Their conclusion: “In contrast to castration, BMD [bone mineral density] remained stable and metabolic variables (fat body mass, lipid and glycemic profiles) were not substantially impacted with ENZA monotherapy over the 6 month study period.”
This study was later reported in full in Lancet, Vol 15 May 2014, by Drs. Tombal, Smith, et al. Enzalutamide monotherapy produced similar responses in men without and with metastases: PSA decline > 90% v. 92%; PSA nadir < 4 ng/ml 93% v. 92%, respectively. These results mimic the performance of Lupron, which typically produces a “mean PSA declines of roughly 90% or to 4 ng/mL or less over 8 months.”
The Lancet article noted that “European Union (EU) guidelines support monotherapy with the non-steroidal anti-androgen bicalutamide (oral) 150 mg/day as an alternative to ADT for patients with locally advanced prostate cancer.” This approval was based on data from two studies of bicalutamide versus medical or surgical castration.

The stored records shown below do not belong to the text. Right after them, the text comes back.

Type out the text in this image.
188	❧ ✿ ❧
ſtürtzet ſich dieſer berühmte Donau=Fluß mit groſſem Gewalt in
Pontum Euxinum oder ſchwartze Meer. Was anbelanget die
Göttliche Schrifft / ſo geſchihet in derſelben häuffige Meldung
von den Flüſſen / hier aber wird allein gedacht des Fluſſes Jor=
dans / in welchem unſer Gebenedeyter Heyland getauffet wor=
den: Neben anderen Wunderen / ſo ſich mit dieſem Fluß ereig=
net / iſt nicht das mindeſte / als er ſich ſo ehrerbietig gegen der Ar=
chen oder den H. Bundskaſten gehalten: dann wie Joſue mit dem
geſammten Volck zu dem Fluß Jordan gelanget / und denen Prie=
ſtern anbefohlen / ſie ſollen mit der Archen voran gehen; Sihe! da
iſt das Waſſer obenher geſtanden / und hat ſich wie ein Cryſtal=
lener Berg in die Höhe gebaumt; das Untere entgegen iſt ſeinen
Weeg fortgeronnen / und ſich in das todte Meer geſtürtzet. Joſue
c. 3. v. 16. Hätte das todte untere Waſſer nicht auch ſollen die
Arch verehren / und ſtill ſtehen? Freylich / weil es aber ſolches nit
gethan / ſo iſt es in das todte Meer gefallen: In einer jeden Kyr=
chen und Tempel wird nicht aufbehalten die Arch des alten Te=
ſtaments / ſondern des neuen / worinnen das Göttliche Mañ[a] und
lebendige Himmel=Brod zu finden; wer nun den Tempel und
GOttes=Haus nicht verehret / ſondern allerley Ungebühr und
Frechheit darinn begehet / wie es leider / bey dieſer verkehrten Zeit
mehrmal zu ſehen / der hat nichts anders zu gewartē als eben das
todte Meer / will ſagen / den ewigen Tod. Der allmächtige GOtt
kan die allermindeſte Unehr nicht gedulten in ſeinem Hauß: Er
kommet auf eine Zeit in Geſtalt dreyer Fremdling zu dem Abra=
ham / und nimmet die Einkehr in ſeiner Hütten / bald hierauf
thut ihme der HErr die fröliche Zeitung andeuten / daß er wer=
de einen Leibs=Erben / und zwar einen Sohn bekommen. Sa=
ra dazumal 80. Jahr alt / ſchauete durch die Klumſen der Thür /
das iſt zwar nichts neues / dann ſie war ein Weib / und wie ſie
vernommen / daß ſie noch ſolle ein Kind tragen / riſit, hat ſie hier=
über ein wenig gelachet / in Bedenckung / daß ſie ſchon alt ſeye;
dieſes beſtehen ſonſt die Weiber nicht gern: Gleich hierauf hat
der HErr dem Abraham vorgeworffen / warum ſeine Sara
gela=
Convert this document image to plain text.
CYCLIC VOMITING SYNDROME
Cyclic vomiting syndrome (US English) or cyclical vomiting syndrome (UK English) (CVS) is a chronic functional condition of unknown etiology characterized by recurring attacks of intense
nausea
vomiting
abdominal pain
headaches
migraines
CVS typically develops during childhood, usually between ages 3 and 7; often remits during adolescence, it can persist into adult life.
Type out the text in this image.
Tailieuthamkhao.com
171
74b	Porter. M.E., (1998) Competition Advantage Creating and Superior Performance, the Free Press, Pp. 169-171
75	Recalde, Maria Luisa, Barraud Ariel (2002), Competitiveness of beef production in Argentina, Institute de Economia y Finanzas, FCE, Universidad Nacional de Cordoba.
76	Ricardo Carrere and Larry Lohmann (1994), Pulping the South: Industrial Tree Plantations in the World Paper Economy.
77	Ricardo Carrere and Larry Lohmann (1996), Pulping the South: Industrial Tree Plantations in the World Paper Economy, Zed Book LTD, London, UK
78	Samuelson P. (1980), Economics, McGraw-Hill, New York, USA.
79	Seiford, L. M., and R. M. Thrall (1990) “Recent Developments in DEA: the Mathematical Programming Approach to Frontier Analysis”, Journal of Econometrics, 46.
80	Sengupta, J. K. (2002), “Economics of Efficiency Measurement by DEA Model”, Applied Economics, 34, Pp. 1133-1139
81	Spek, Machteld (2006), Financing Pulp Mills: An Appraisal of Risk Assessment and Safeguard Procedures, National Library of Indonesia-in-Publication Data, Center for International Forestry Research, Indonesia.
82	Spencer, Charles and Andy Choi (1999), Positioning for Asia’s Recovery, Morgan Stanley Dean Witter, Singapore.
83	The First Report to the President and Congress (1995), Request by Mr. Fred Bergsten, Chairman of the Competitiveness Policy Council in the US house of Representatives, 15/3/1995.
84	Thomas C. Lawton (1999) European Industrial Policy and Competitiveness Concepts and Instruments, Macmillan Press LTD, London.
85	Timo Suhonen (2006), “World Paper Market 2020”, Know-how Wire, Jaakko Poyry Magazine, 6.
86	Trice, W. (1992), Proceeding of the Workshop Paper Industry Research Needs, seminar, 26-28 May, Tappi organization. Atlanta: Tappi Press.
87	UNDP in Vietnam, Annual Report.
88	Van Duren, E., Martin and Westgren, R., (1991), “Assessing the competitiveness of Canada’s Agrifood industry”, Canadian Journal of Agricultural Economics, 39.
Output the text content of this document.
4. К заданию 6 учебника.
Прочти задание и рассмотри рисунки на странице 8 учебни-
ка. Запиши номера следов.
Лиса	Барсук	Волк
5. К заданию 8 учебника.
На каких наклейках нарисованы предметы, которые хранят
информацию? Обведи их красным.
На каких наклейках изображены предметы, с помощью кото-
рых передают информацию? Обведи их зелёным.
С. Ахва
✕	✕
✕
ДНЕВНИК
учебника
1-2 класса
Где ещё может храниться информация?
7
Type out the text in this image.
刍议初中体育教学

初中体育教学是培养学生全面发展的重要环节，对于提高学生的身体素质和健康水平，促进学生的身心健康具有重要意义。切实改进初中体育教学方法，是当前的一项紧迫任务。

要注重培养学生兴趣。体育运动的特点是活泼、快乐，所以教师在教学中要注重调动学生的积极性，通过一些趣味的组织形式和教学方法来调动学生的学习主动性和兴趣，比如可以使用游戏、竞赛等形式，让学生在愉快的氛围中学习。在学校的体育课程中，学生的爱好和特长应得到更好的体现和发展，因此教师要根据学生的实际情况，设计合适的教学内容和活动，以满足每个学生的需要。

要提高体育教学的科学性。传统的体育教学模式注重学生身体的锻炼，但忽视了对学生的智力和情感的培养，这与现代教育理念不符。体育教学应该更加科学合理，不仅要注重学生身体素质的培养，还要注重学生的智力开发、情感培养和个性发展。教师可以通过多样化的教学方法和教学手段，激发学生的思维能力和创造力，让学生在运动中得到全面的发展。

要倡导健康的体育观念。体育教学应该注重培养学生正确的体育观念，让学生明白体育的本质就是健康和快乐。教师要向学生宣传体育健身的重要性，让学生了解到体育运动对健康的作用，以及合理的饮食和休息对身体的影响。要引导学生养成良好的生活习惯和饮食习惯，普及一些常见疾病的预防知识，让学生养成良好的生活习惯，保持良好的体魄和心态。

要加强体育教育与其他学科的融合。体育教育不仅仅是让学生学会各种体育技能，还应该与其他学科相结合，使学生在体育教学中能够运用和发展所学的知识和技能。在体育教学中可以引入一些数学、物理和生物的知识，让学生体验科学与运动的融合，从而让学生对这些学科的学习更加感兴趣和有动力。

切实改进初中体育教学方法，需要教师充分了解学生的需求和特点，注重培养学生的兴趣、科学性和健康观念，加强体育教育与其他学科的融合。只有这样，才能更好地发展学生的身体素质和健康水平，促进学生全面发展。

Dr. Peter Iverson in his review, “Antiandrogen monotherapy: indication and results,” (Urology, 2002) concluded:
“Mature combined data (56% mortality —[an indication of sufficient “events” to allow a statistically significant result]) from 2 large randomized studies show no statistically significant difference in overall survival between bicalutamide 150-mg monotherapy and castration in patients with locally advanced, non-metastatic (stage M0) disease.” In patients with metastatic disease the difference was 6 weeks in median survival favoring castration.
Abstract 5068 presented at the 2014 ASCO Annual Meeting built on the earlier data from the 25 week trial,
“Enzalutamide monotherapy: One-year extended follow-up of a phase 2 study in hormone-naive prostate cancer patients,” and was presented by Dr. Tombal, again representing the European consortium.
Of the 54 men completing the year study, 53 (98.1%) had > 90% PSA decrease from baseline. Favorable metabolic variables were maintained as in the 25 week study. “Total body BMD was maintained (-0.3% from baseline). Gynecomastia occurred in 47.8% of men and fatigue in 38.8%. “Qol [quality of life] scores at 1-year follow-up of hormone-naive patients demonstrate maintenance of global health status and a decrease in sexual activity and sexual functioning.”
Their conclusion: “Extended follow-up of hormone-naive patients demonstrated sustained PSA reduction up to 1 year of with enzalutamide therapy.”
Regarding gynecomastia: “Prophylactic breast irradiation with a single dose of electron beam radiotherapy (10 Gy) significantly reduced [by 50%] the incidence of bicalutamide-induced gynecomastia,” (Tyrrell CJ et al. Int J Radiat Oncol Biol Phys. 2004 Oct). Not all patients need radiation prophylaxis, however, since only about 50% experience moderate-severe discomfort. Anti-estrogens such as Tamoxifen can be additionally helpful.
BOTTOM LINE: This is a small trial and its findings require extended follow-up and validation. However, this study of enzalutamide (Xtandi) in men with hormone-naive prostate cancer represents just the beginning of the quest for a new regimen that is equally or more effective than LHRH agonists, but carry a more acceptable side-effect profile.